From: Imre Deak <imre.deak@intel.com>
To: Jens Axboe <axboe@kernel.dk>
Cc: Daniel Vetter <daniel.vetter@ffwll.ch>,
David Howells <dhowells@redhat.com>,
"Paul E. McKenney" <paulmck@linux.vnet.ibm.com>,
Dave Jones <davej@redhat.com>,
Lukas Czerner <lczerner@redhat.com>,
Linux Kernel Mailing List <linux-kernel@vger.kernel.org>
Subject: Re: [PATCH] wait: fix false timeouts when using wait_event_timeout()
Date: Thu, 02 May 2013 16:56:50 +0300 [thread overview]
Message-ID: <1367503010.24182.29.camel@intelbox> (raw)

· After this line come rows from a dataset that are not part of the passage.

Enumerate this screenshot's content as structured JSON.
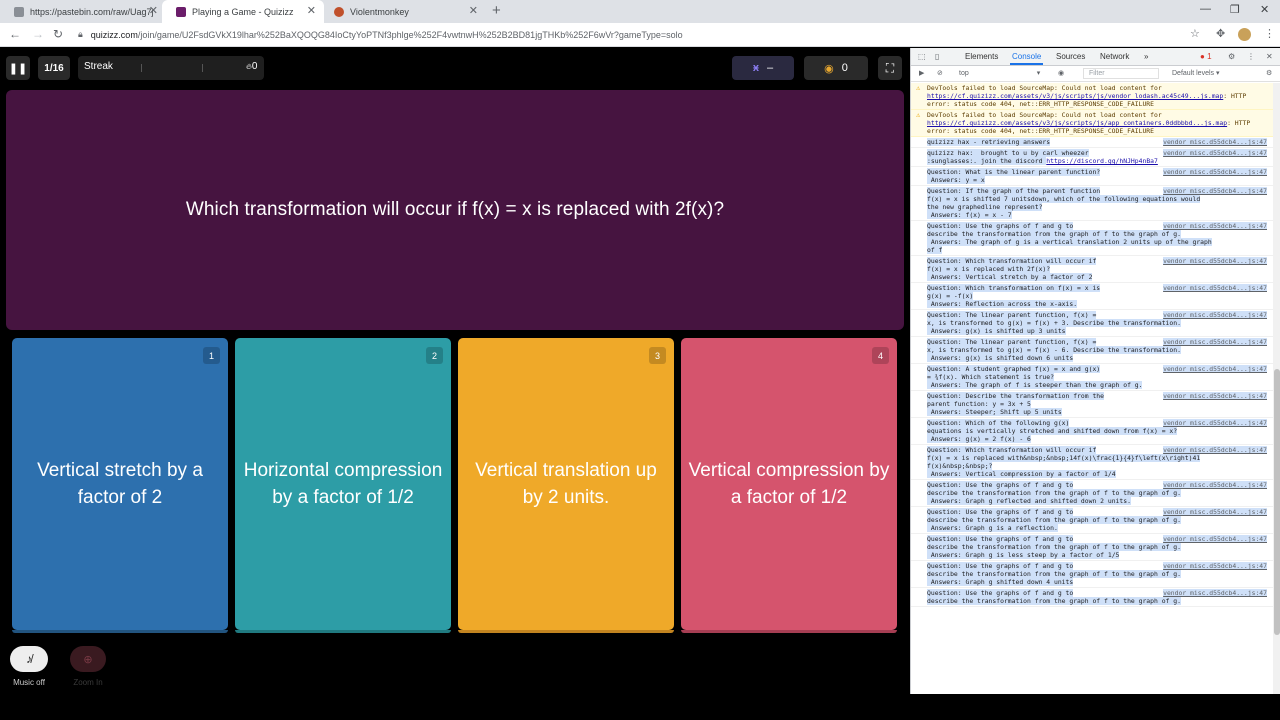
{
  "browser": {
    "tabs": [
      {
        "title": "https://pastebin.com/raw/Uag7j",
        "favicon_color": "#8a8f96"
      },
      {
        "title": "Playing a Game - Quizizz",
        "favicon_color": "#6b1d6a",
        "active": true
      },
      {
        "title": "Violentmonkey",
        "favicon_color": "#c0502b"
      }
    ],
    "close_glyph": "✕",
    "new_tab_glyph": "+",
    "url_host": "quizizz.com",
    "url_path": "/join/game/U2FsdGVkX19lhar%252BaXQOQG84IoCtyYoPTNf3phlge%252F4vwtnwH%252B2BD81jgTHKb%252F6wVr?gameType=solo",
    "window_controls": [
      "—",
      "❐",
      "✕"
    ]
  },
  "game": {
    "pause_icon": "❚❚",
    "question_counter": "1/16",
    "streak_label": "Streak",
    "streak_count": "0",
    "powerup_value": "–",
    "coins_value": "0",
    "question_text": "Which transformation will occur if f(x) = x is replaced with 2f(x)?",
    "options": [
      {
        "number": "1",
        "text": "Vertical stretch by a factor of 2",
        "color": "#2d70ae"
      },
      {
        "number": "2",
        "text": "Horizontal compression by a factor of 1/2",
        "color": "#2d9da6"
      },
      {
        "number": "3",
        "text": "Vertical translation up by 2 units.",
        "color": "#efa929"
      },
      {
        "number": "4",
        "text": "Vertical compression by a factor of 1/2",
        "color": "#d5546d"
      }
    ],
    "music_label": "Music off",
    "zoom_label": "Zoom In"
  },
  "devtools": {
    "tabs": [
      "Elements",
      "Console",
      "Sources",
      "Network"
    ],
    "active_tab": "Console",
    "more_tabs": "»",
    "error_count": "1",
    "context": "top",
    "filter_placeholder": "Filter",
    "levels": "Default levels ▾",
    "messages": [
      {
        "type": "warn",
        "text": "DevTools failed to load SourceMap: Could not load content for ",
        "link": "https://cf.quizizz.com/assets/v3/js/scripts/js/vendor_lodash.ac45c49...js.map",
        "rest": ": HTTP error: status code 404, net::ERR_HTTP_RESPONSE_CODE_FAILURE"
      },
      {
        "type": "warn",
        "text": "DevTools failed to load SourceMap: Could not load content for ",
        "link": "https://cf.quizizz.com/assets/v3/js/scripts/js/app_containers.0ddbbbd...js.map",
        "rest": ": HTTP error: status code 404, net::ERR_HTTP_RESPONSE_CODE_FAILURE"
      },
      {
        "type": "log",
        "text": "quizizz hax - retrieving answers",
        "src": "vendor_misc.d55dcb4...js:47"
      },
      {
        "type": "log",
        "text": "quizizz hax:  brought to u by carl wheezer\n:sunglasses:. join the discord ",
        "link": "https://discord.gg/hNJHp4nBa7",
        "src": "vendor_misc.d55dcb4...js:47"
      },
      {
        "type": "log",
        "text": "Question: What is the linear parent function?\n Answers: y = x",
        "src": "vendor_misc.d55dcb4...js:47"
      },
      {
        "type": "log",
        "text": "Question: If the graph of the parent function\nf(x) = x is shifted 7 unitsdown, which of the following equations would\nthe new graphedline represent?\n Answers: f(x) = x - 7",
        "src": "vendor_misc.d55dcb4...js:47"
      },
      {
        "type": "log",
        "text": "Question: Use the graphs of f and g to\ndescribe the transformation from the graph of f to the graph of g.\n Answers: The graph of g is a vertical translation 2 units up of the graph\nof f",
        "src": "vendor_misc.d55dcb4...js:47"
      },
      {
        "type": "log",
        "text": "Question: Which transformation will occur if\nf(x) = x is replaced with 2f(x)?\n Answers: Vertical stretch by a factor of 2",
        "src": "vendor_misc.d55dcb4...js:47"
      },
      {
        "type": "log",
        "text": "Question: Which transformation on f(x) = x is\ng(x) = -f(x)\n Answers: Reflection across the x-axis.",
        "src": "vendor_misc.d55dcb4...js:47"
      },
      {
        "type": "log",
        "text": "Question: The linear parent function, f(x) =\nx, is transformed to g(x) = f(x) + 3. Describe the transformation.\n Answers: g(x) is shifted up 3 units",
        "src": "vendor_misc.d55dcb4...js:47"
      },
      {
        "type": "log",
        "text": "Question: The linear parent function, f(x) =\nx, is transformed to g(x) = f(x) - 6. Describe the transformation.\n Answers: g(x) is shifted down 6 units",
        "src": "vendor_misc.d55dcb4...js:47"
      },
      {
        "type": "log",
        "text": "Question: A student graphed f(x) = x and g(x)\n= ¾f(x). Which statement is true?\n Answers: The graph of f is steeper than the graph of g.",
        "src": "vendor_misc.d55dcb4...js:47"
      },
      {
        "type": "log",
        "text": "Question: Describe the transformation from the\nparent function: y = 3x + 5\n Answers: Steeper; Shift up 5 units",
        "src": "vendor_misc.d55dcb4...js:47"
      },
      {
        "type": "log",
        "text": "Question: Which of the following g(x)\nequations is vertically stretched and shifted down from f(x) = x?\n Answers: g(x) = 2 f(x) - 6",
        "src": "vendor_misc.d55dcb4...js:47"
      },
      {
        "type": "log",
        "text": "Question: Which transformation will occur if\nf(x) = x is replaced with&nbsp;&nbsp;14f(x)\\frac{1}{4}f\\left(x\\right)41\nf(x)&nbsp;&nbsp;?\n Answers: Vertical compression by a factor of 1/4",
        "src": "vendor_misc.d55dcb4...js:47"
      },
      {
        "type": "log",
        "text": "Question: Use the graphs of f and g to\ndescribe the transformation from the graph of f to the graph of g.\n Answers: Graph g reflected and shifted down 2 units.",
        "src": "vendor_misc.d55dcb4...js:47"
      },
      {
        "type": "log",
        "text": "Question: Use the graphs of f and g to\ndescribe the transformation from the graph of f to the graph of g.\n Answers: Graph g is a reflection.",
        "src": "vendor_misc.d55dcb4...js:47"
      },
      {
        "type": "log",
        "text": "Question: Use the graphs of f and g to\ndescribe the transformation from the graph of f to the graph of g.\n Answers: Graph g is less steep by a factor of 1/5",
        "src": "vendor_misc.d55dcb4...js:47"
      },
      {
        "type": "log",
        "text": "Question: Use the graphs of f and g to\ndescribe the transformation from the graph of f to the graph of g.\n Answers: Graph g shifted down 4 units",
        "src": "vendor_misc.d55dcb4...js:47"
      },
      {
        "type": "log",
        "text": "Question: Use the graphs of f and g to\ndescribe the transformation from the graph of f to the graph of g.",
        "src": "vendor_misc.d55dcb4...js:47"
      }
    ]
  }
}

In-Reply-To: <20130502125426.GN7800@kernel.dk>
On Thu, 2013-05-02 at 14:54 +0200, Jens Axboe wrote:
> On Thu, May 02 2013, Imre Deak wrote:
> > On Thu, 2013-05-02 at 14:23 +0200, Jens Axboe wrote:
> > > On Thu, May 02 2013, Daniel Vetter wrote:
> > > > On Thu, May 2, 2013 at 12:29 PM, David Howells <dhowells@redhat.com> wrote:
> > > > >> Fix this by returning at least 1 if the condition becomes true. This
> > > > >> semantic is in line with what wait_for_condition_timeout() does; see
> > > > >> commit bb10ed09 - "sched: fix wait_for_completion_timeout() spurious
> > > > >> failure under heavy load".
> > > > >
> > > > > But now you can't distinguish the timer expiring first, if the thread doing
> > > > > the waiting gets delayed sufficiently long for the event to happen.
> > > >
> > > > That can already happen, e.g.
> > > >
> > > > 1. wakeup happens and condition is true.

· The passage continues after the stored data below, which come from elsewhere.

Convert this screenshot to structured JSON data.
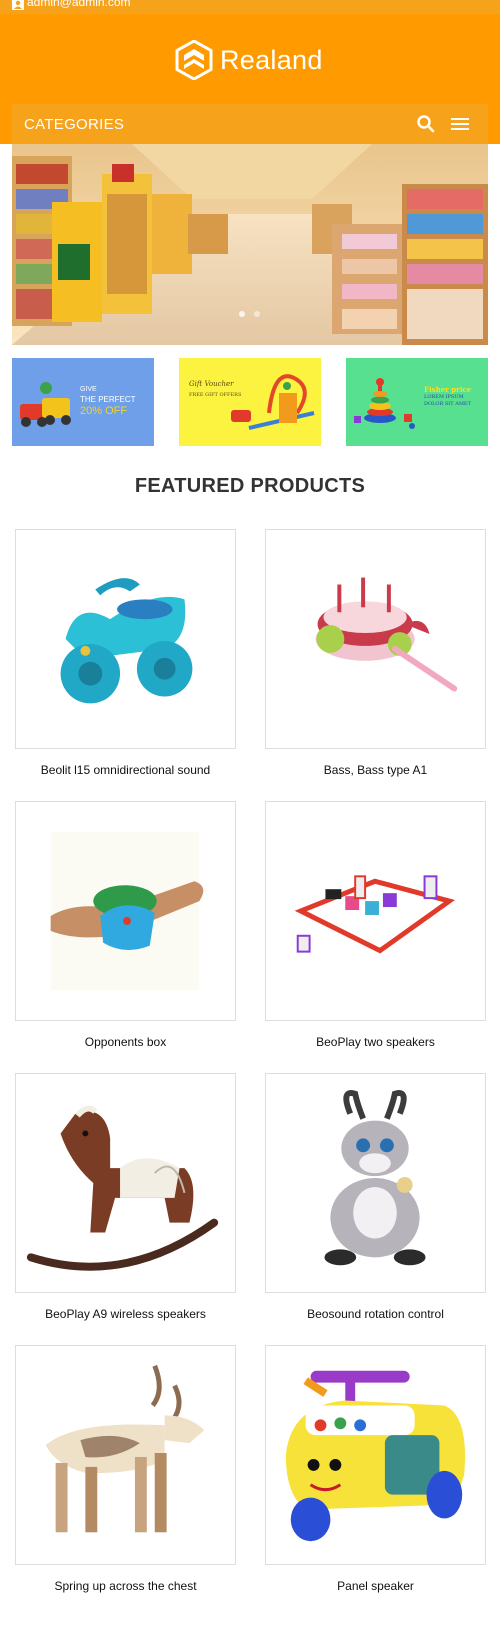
{
  "topbar": {
    "email": "admin@admin.com"
  },
  "brand": {
    "name": "Realand"
  },
  "nav": {
    "categories_label": "CATEGORIES"
  },
  "promos": [
    {
      "line1": "GIVE",
      "line2": "THE PERFECT",
      "line3": "20% OFF"
    },
    {
      "line1": "Gift Voucher",
      "line2": "FREE GIFT OFFERS"
    },
    {
      "line1": "Fisher price",
      "line2": "LOREM IPSUM DOLOR SIT AMET"
    }
  ],
  "featured": {
    "title": "FEATURED PRODUCTS",
    "products": [
      {
        "name": "Beolit l15 omnidirectional sound"
      },
      {
        "name": "Bass, Bass type A1"
      },
      {
        "name": "Opponents box"
      },
      {
        "name": "BeoPlay two speakers"
      },
      {
        "name": "BeoPlay A9 wireless speakers"
      },
      {
        "name": "Beosound rotation control"
      },
      {
        "name": "Spring up across the chest"
      },
      {
        "name": "Panel speaker"
      }
    ]
  },
  "colors": {
    "header": "#ff9a00",
    "bar": "#f7a21b",
    "title": "#333333"
  }
}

> > > > 2. we compute remaining jiffies > 0
> > > > -> preempt
> > > > 3. now wait_for_event_timeout returns.
> > > >
> > > > Only difference is that the delay/preempt happens in between 1. and
> > > > 2., and then suddenly the wake up didn't happen in time (with the
> > > > current return code semantics).
> > > >
> > > > So imo the current behaviour is simply a bug and will miss timely
> > > > wakeups in some cases.
> > > >
> > > > The other way round, namely wait_for_event_timeout taking longer than
> > > > the timeout is expected (and part of the interface for every timeout
> > > > function). So all current callers already need to be able to cope with
> > > > random preemption/delays pushing the total time before the call to
> > > > wait_for_event and checking the return value over the timeout, even
> > > > when condition was signalled in time.
> > > >
> > > > If there's any case which relies on accurate timeout detection that
> > > > simply won't work with wait_for_event (they need an nmi or a hw
> > > > timestamp counter or something similar).
> > >
> > > I seriously doubt that anyone is depending on any sort of accuracy on
> > > the return. 1 jiffy is not going to make or break anything - in fact,
> > > jiffies could be incremented nsecs after the initial call. So a
> > > granularity of at least 1 is going to be expected in any case.
> > >
> > > The important bit here is that the API should behave as expected. And
> > > the most logical way to code that is to check the return value. I can
> > > easily see people forgetting to re-check the condition, hence you get a
> > > bug. The fact that you and the original reporter already had accidents
> > > with this is a clear sign that the logical way to use the API is not the
> > > correct one.
> > >
> > > IMHO, the change definitely makes sense.
> >
> > Ok, so taking courage of this answer ;P How about also the following?
> >
> > diff --git a/kernel/timer.c b/kernel/timer.c
> > index dbf7a78..5a62456 100644
> > --- a/kernel/timer.c
> > +++ b/kernel/timer.c
> > @@ -1515,7 +1515,11 @@ signed long __sched schedule_timeout(signed long
> > timeout)
> > }
> > }
> >
> > - expire = timeout + jiffies;
> > + /*
> > + * We can't be sure how close we are to the next tick, so +1 to
> > + * guarantee that we wait at least timeout amount.
> > + */
> > + expire = timeout + jiffies + 1;
> >
> > setup_timer_on_stack(&timer, process_timeout, (unsigned long)current);
> > __mod_timer(&timer, expire, false, TIMER_NOT_PINNED);
> >
> >
> > It'd plug a similar hole for wait_event_timeout() and similar users, who
> > don't compensate for the above..
>
> Any jiffy based API is going to have this issue. I think it's different
> from the original patch, which just makes the API potentially return
> something that is confusing.
Yea, at least those that take a relative time. Usually the timeout is
given with a big overhead, so there it won't be a problem. But I also
found users like drivers/acpi/ec.c, that will pass a timeout of 1
jiffies, which may then result in premature timeouts.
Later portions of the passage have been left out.